Democrats voted that change out of committee alongside a 72-hour waiting period and other changes, even though Mills has opposed background check expansions citing Maine’s 2016 vote against the idea. Her stance and her alliance with Trahan’s group has been politically powerful in Augusta, inking the yellow flag law and keeping a cap on gun control.
What’s next: Those sweeping reforms are likely to get their floor votes sometime soon, but it is unclear if they will pass. There is a standalone straw purchase ban that won Republican support and could go through as well.

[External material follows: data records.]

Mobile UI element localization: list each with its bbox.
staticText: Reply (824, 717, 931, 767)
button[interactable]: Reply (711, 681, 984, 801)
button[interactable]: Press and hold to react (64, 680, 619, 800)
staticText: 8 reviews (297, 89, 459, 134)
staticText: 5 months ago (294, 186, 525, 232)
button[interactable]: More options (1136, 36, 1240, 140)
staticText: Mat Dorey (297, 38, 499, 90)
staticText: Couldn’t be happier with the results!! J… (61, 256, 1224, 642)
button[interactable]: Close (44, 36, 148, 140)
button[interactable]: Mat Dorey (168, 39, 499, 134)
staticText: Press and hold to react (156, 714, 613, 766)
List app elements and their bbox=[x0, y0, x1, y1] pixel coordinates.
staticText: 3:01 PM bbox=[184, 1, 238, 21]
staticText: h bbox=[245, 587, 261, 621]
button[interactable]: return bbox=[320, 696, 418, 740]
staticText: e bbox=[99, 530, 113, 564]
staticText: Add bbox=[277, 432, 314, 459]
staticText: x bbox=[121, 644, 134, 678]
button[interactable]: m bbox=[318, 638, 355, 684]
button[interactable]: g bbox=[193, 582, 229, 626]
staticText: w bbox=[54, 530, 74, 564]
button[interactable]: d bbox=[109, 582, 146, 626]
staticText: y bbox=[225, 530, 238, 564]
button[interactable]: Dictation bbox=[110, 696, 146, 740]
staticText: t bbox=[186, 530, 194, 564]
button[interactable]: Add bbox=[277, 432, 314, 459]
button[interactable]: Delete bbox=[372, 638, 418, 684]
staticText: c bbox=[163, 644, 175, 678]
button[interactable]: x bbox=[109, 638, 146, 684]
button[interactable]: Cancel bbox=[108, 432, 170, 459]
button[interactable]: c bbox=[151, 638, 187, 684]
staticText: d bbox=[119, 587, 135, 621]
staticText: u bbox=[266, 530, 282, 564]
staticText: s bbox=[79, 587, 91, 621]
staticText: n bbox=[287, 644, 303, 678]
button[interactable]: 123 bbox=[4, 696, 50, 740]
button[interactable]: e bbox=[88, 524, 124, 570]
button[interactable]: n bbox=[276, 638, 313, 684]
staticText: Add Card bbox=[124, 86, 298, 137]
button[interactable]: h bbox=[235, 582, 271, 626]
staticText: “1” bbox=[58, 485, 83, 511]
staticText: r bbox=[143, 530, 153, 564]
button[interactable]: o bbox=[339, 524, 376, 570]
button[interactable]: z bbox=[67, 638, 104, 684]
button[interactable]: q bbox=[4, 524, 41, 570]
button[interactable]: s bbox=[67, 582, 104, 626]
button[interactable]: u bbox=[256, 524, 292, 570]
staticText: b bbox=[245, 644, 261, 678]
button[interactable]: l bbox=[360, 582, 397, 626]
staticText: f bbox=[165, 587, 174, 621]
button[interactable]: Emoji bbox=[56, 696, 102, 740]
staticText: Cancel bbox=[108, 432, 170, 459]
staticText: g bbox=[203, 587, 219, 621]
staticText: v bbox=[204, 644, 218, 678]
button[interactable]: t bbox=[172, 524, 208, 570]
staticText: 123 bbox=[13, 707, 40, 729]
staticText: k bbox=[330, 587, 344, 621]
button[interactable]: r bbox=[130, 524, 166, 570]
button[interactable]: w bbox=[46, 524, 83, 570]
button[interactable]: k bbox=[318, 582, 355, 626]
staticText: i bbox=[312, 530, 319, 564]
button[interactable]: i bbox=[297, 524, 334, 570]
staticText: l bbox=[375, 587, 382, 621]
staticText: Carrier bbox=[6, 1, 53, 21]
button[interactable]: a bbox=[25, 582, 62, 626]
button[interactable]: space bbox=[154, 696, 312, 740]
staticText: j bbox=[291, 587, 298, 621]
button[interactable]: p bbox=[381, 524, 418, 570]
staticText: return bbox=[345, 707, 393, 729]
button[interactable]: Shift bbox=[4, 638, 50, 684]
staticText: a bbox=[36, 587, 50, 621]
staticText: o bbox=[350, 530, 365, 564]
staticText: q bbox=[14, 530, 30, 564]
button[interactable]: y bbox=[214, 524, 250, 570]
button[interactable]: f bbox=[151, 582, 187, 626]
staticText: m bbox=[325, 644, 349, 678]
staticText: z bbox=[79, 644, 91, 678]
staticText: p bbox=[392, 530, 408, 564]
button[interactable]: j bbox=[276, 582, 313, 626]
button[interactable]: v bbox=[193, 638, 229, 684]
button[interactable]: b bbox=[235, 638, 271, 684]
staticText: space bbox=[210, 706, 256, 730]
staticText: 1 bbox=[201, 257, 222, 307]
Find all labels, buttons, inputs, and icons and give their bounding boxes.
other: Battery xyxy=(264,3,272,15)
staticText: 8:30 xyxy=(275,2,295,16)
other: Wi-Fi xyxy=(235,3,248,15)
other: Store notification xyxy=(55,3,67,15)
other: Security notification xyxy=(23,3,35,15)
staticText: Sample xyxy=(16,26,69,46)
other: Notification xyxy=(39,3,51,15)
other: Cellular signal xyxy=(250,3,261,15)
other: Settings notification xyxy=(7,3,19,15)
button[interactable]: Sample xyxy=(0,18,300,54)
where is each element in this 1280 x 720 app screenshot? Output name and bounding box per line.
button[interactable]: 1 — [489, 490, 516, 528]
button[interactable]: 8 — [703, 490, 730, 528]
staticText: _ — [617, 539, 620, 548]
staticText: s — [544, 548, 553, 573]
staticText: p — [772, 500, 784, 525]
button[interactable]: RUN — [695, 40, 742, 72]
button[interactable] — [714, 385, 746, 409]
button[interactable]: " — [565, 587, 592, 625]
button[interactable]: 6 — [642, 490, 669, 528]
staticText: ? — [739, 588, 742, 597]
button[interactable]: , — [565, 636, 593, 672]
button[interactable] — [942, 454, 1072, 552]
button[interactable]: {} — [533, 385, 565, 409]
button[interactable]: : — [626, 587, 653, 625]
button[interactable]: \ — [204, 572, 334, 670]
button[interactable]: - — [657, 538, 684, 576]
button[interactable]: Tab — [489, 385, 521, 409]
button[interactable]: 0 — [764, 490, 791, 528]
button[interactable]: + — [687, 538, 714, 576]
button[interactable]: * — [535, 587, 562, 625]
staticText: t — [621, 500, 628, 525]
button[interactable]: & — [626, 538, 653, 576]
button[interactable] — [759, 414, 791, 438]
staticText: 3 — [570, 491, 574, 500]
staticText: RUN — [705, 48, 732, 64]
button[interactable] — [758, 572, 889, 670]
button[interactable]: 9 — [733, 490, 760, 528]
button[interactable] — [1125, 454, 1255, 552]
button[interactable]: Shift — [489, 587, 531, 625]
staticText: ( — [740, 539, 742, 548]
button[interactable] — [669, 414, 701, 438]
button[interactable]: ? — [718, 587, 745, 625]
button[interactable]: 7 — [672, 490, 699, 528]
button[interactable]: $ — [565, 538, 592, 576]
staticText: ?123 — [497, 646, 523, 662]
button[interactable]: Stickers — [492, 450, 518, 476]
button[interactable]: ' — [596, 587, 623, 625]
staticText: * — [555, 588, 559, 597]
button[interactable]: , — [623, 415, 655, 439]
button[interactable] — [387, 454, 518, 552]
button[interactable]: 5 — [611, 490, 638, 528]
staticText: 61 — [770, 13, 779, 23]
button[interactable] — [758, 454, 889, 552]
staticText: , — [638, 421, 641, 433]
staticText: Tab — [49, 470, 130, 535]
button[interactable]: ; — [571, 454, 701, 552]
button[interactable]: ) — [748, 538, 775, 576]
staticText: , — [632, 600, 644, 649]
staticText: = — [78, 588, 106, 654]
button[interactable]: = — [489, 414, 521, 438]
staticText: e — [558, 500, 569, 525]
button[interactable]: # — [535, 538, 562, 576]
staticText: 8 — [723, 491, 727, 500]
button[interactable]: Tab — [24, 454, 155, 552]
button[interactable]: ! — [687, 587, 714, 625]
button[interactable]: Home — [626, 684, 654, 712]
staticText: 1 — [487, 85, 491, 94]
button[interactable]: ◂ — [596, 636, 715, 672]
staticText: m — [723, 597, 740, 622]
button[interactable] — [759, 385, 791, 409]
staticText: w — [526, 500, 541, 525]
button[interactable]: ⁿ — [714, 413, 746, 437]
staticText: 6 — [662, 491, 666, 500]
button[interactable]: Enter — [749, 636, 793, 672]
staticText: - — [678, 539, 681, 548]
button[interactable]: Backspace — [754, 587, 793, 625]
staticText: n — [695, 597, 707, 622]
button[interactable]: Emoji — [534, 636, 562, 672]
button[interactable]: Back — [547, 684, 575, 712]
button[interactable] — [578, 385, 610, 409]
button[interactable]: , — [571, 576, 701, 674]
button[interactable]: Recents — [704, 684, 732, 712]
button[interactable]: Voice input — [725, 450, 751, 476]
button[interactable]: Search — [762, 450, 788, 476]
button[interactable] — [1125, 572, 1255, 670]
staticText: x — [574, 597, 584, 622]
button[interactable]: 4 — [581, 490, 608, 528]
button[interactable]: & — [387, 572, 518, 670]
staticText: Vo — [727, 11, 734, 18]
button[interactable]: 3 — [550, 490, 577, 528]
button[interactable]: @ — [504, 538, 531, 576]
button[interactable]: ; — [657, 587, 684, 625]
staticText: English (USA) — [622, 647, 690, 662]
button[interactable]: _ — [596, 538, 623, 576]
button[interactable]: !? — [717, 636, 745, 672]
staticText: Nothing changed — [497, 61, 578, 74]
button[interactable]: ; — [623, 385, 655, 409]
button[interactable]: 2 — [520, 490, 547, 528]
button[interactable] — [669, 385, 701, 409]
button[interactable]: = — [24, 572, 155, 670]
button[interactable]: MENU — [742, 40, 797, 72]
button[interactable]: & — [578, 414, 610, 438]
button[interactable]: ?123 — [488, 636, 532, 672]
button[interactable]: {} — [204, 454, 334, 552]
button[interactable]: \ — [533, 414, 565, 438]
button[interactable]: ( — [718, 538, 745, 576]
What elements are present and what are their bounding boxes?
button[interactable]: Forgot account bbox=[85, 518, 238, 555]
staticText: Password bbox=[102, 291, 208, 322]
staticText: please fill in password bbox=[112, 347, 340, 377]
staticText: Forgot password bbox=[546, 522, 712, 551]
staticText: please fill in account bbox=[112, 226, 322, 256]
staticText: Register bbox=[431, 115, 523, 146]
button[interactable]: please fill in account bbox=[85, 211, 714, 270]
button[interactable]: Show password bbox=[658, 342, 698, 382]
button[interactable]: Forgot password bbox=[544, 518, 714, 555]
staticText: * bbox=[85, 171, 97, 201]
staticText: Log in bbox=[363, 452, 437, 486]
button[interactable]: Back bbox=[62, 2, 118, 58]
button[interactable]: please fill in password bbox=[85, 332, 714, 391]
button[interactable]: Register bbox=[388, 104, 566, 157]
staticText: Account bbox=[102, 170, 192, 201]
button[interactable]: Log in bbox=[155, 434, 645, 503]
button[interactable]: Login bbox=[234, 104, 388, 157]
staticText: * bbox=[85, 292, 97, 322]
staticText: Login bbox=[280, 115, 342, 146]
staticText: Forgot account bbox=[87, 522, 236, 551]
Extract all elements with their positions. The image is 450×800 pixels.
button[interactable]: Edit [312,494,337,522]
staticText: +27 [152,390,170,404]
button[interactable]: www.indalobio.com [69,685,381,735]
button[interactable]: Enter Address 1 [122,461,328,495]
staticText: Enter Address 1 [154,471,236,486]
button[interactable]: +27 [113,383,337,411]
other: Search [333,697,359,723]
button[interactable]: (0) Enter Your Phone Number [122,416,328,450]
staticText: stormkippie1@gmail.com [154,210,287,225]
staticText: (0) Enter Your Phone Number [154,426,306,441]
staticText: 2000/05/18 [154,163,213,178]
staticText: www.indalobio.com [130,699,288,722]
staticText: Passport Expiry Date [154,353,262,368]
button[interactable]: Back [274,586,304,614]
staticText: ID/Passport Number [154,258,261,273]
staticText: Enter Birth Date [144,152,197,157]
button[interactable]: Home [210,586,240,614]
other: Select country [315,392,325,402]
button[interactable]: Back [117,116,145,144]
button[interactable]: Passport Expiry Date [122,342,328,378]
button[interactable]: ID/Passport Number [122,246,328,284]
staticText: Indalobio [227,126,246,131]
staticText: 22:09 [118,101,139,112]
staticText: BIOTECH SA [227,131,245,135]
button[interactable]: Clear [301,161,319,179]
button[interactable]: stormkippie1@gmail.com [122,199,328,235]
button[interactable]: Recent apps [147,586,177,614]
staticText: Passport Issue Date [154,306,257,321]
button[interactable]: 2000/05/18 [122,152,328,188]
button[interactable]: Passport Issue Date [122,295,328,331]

Supporters of those gun-control ideas are coming to the State House on Tuesday to lobby lawmakers ahead of initial votes. Lynn Ellis, the legislative director for the Maine Gun Safety Coalition, said while it has not had all the details of the alliance’s negotiations with the governor, it supports the straw purchase ban and could support other elements as well.
“At the same time, where we can’t seem to come to consensus is on background checks and a 72-hour waiting period,” she said.
On the other side of the debate, Trahan said he has general agreement with the Mills administration on straw purchases and other changes. He also wants to more directly address situations like Eaton’s with a bill likely to come next year that would require probation-type checks on homes that violent felons released from prison are going to stay in.
“We can do better when we’re releasing dangerous people into society,” he said.